The answer provided by screenwriters Sarah Williams and Kevin Hood, and director Julian Jarrold, is simple: turn Jane Austen’s life into a new Jane Austen novel. If you have to play a bit fast and loose with the facts in doing so, what’s the harm?
That’s the rationale behind “Becoming Jane,” a period piece in which the young Jane, played by Anne Hathaway with a Gwyneth Paltrow accent, is the model for her own later creations, like Elizabeth Bennet of “Pride and Prejudice.” In this reconstruction, Jane is the free-spirited daughter of a cash-strapped rural rector (James Cromwell) and his status-conscious wife (Julie Walters)—a sort of liberated young woman before her time, and one with literary ambitions besides. Mom cultivates local noblewoman Lady Gresham (Maggie Smith) in the hopes of arranging a union between Jane and the wealthy woman’s ward and heir Wisley (Laurence Fox), a nice enough fellow though rather a stick.
But the willful daughter wants to wed for love, not money and position, and after a rocky “first impressions” meeting she falls for dashing, reckless Tom Lefroy (James McAvoy), an Irish relative of the Austens’ neighbors who’s come for a visit with them at the insistence of his imperious uncle Langlois (Ian Richardson). Langlois is a childless judge who’s made his nephew his heir but is intent on molding the youth into a responsible member of English society and considers the exile a way of removing him from the seductions of city life. Tom eventually reciprocates her feelings, and Jane turns down a proposal from Wisley, much to the distress of her mother and Lady Gresham; but can they overcome the snooty attitude of Langlois, who may disinherit Lefroy and thus doom his family back home to a life of not-so-genteel penury?
The writers of “Becoming Jane” are hamstrung in working out this simultaneously imaginative and imitative scenario by the facts of the real Austen’s life, which certainly include some sort of youthful dalliance with a Tom Lefroy but prevent them from providing a denouement as sweetly satisfying as those one finds in her books. (After all, she died without ever having married.) But otherwise they try to mimic the tone and incident of the novels as much as they can, offering a gallery of characters—not just those already mentioned but others like Jane’s sister Cassandra (Anna Maxwell Martin) and her betrothed, the clergyman Robert Fowle (Tom Vaughan-Lawlor); flighty young Lucy Lefroy (Jessica Ashworth), who’s also besotted with Tom; and a world-wise visiting French countess (Lucy Cohu), who’s escaped from the revolution back home and is searching for a man herself—that will be comfortably familiar to their readers.

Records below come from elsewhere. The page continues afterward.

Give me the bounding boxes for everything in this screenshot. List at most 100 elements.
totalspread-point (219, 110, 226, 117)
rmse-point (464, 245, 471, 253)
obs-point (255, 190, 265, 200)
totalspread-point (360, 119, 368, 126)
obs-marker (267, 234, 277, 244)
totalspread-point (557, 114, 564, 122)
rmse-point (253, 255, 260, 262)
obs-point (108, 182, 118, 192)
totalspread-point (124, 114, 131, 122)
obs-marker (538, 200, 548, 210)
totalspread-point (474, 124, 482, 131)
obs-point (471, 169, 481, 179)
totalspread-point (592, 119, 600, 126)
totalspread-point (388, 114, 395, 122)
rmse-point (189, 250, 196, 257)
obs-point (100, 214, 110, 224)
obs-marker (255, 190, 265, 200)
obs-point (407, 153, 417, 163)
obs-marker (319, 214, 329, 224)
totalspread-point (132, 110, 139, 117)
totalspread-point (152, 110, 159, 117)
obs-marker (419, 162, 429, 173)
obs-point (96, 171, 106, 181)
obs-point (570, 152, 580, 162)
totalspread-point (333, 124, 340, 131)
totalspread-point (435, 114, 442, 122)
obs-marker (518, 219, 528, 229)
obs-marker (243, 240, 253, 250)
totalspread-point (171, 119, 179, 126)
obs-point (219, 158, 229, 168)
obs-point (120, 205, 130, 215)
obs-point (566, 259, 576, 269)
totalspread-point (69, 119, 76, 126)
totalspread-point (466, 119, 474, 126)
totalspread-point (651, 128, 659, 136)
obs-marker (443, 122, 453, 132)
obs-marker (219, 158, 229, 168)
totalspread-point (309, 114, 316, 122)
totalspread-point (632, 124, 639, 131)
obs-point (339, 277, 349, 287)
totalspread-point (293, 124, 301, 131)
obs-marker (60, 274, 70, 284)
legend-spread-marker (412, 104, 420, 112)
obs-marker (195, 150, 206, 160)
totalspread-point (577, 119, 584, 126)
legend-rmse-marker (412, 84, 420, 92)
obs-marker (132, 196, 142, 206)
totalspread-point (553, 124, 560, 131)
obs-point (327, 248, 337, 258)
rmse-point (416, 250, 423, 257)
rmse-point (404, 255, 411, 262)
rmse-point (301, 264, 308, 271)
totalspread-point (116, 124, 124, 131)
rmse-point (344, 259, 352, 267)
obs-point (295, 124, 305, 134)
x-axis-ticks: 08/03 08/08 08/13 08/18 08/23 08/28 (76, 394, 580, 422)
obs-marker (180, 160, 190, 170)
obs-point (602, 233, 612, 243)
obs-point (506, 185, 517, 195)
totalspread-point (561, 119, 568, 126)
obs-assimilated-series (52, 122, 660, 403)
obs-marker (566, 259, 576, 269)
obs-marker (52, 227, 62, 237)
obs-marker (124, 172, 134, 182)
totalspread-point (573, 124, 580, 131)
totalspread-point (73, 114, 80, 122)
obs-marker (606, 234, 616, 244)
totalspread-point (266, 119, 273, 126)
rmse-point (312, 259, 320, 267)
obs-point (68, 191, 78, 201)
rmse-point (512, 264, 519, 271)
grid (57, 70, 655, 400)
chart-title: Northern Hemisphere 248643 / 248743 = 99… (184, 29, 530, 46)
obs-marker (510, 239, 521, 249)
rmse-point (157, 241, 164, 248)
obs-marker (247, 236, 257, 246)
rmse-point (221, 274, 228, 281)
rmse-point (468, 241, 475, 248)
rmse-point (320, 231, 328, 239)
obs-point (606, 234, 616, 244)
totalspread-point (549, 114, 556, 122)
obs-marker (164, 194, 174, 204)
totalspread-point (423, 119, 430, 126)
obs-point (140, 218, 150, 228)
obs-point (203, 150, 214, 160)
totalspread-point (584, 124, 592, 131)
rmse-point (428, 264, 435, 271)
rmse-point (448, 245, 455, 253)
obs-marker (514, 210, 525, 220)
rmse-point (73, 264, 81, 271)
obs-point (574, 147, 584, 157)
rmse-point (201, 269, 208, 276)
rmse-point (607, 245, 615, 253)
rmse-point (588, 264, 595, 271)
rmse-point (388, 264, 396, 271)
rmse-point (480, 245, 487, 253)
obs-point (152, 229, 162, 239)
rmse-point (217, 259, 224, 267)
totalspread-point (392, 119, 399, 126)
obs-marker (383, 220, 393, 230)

In dressing the picture, the crew have also done their best to emulate the style and tone of the earlier Austen adaptations; Eve Stewart’s production design, David McHenry’s art direction, Johnny Byrne’s set decoration and Eimer Ni Mhaoldomhnaigh’s costumes, taken together, nicely recreate the world of early nineteenth-century England, and cinematographer Eigil Bryld, working in lush widescreen color, makes fine use of the eye-catching locations.
The cast works hard to capture the right mood, too. Hathaway shows a spunkiness that’s occasionally too modern, but makes a likable heroine nonetheless, and McAvoy and Fox perform all the right moves as her very different suitors. But the real joys of the movie are the turns by the veterans of this sort of thing—Walters’ garrulous, querulous mother, Cromwell’s Edward Bennet-like father, Smith’s hyper-arch Gresham, and especially the late Richardson’s supremely arrogant, letter-of-the-law judge. His ability to triumph over the kind of mediocre material he’s unhappily compelled to deliver here is a demonstration of how much he’ll be missed.
“Becoming Jane” will perhaps satisfy audiences still in withdrawal from the dearth of recent Austen adaptations on the screen. In the end, though, it inevitably exudes a sort of hand-me-down quality, the feeling of being a second-rate copy instead of a true original, at once too clever and not quite clever enough.